C’è un paradosso, cresce la domanda di salute ma cresce la disoccupazione, dov’è il punto critico considerando che sono due richieste che non riescono ad incontrarsi? Paradossi ce ne sono tanti, il più grande in sanità è che bisogna risparmiare ma non diminuiamo le malattie. La cosa migliore per risparmiare in sanità è fare della buona salute e diminuire i malati. In Italia si spende pochissimo per fare prevenzione, si spende appena il 3,5%, questo è un grande paradosso.

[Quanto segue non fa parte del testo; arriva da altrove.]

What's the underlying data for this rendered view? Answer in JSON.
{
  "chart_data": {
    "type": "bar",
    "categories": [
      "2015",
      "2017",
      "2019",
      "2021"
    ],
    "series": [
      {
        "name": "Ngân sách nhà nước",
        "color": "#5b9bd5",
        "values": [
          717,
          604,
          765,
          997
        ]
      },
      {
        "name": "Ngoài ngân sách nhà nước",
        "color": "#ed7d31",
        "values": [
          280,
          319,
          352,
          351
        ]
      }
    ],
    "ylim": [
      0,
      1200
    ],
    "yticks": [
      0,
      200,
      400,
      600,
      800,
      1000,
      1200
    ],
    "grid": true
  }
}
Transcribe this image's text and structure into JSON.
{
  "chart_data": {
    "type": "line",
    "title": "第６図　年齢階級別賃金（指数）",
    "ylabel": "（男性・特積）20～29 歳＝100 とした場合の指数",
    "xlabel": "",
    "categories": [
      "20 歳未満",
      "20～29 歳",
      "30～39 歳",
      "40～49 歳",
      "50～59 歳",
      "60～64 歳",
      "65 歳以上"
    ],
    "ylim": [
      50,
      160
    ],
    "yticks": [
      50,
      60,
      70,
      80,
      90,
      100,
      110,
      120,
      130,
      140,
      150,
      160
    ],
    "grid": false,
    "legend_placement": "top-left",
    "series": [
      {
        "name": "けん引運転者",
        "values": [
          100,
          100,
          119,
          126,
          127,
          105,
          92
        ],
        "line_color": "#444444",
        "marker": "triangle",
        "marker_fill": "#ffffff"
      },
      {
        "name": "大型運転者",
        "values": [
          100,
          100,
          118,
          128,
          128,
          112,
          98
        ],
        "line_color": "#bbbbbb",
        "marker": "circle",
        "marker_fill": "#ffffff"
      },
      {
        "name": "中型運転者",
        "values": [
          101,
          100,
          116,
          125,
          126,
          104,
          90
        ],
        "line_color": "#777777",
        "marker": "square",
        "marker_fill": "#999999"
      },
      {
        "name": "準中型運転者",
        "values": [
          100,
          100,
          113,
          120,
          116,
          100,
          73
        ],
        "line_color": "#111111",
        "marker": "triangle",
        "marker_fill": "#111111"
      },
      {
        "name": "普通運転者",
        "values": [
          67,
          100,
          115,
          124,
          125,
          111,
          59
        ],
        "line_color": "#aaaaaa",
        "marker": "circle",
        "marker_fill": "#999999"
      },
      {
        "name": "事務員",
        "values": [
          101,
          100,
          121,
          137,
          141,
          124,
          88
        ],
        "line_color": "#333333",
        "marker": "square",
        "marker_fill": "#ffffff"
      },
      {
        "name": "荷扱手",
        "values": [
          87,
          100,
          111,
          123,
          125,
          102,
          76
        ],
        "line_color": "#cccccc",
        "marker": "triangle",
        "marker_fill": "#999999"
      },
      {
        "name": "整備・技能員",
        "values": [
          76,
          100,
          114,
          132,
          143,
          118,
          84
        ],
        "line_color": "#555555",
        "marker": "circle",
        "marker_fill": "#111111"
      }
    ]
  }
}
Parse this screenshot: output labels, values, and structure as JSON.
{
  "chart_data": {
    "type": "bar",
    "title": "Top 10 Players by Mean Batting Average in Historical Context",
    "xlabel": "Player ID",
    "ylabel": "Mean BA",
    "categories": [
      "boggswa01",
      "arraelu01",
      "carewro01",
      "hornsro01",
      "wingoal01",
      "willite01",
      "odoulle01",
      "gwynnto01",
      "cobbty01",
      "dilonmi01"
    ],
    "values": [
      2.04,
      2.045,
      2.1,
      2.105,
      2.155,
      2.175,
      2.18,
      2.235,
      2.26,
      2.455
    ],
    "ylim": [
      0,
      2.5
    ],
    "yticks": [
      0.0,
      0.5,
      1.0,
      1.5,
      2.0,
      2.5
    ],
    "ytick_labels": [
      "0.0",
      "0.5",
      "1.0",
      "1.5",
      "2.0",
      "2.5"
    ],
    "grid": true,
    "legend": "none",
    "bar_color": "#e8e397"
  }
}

L’altro paradosso è che non crediamo che il lavoro abbia una funzione virtuosa di produzione di valore, a sua volta, e non investiamo su questi valori. Invece dobbiamo entrare in un ottica nuova, quando produciamo salute in ospedale, in un servizio, nel territorio, noi contribuiamo ad aumentare la ricchezza del paese. Spesso si fa l’errore di ridurre il concetto di ricchezza al concetto di PIL che è solo la misura di ricchezza economica, ma la ricchezza di un paese dipende dall’ambiente di vita, dalla cultura, dalla giustizia e dalla salute. Si è mai visto un paese povero in buona salute? Non esiste! La malattia è connotativa di non ricchezza, quindi produrre ricchezza è la grande sfida, è questo il vero concetto di sostenibilità, non quello che si dice ad ogni convegno in sanità dove si confondono sostenibilità con compatibilità.

Credo che la sfida sia da cogliere in questo senso, però c’è un arretratezza mostruosa, noi abbiamo le leggi più avanzate del mondo, non c’è una legge in sanità che non parli di articolo 32 e che non parli di diritti fondamentali, però accanto a queste tonnellate normative abbiamo una grande contraddizione, in modo popolare “l’acqua è tanta e la papera non galleggia”.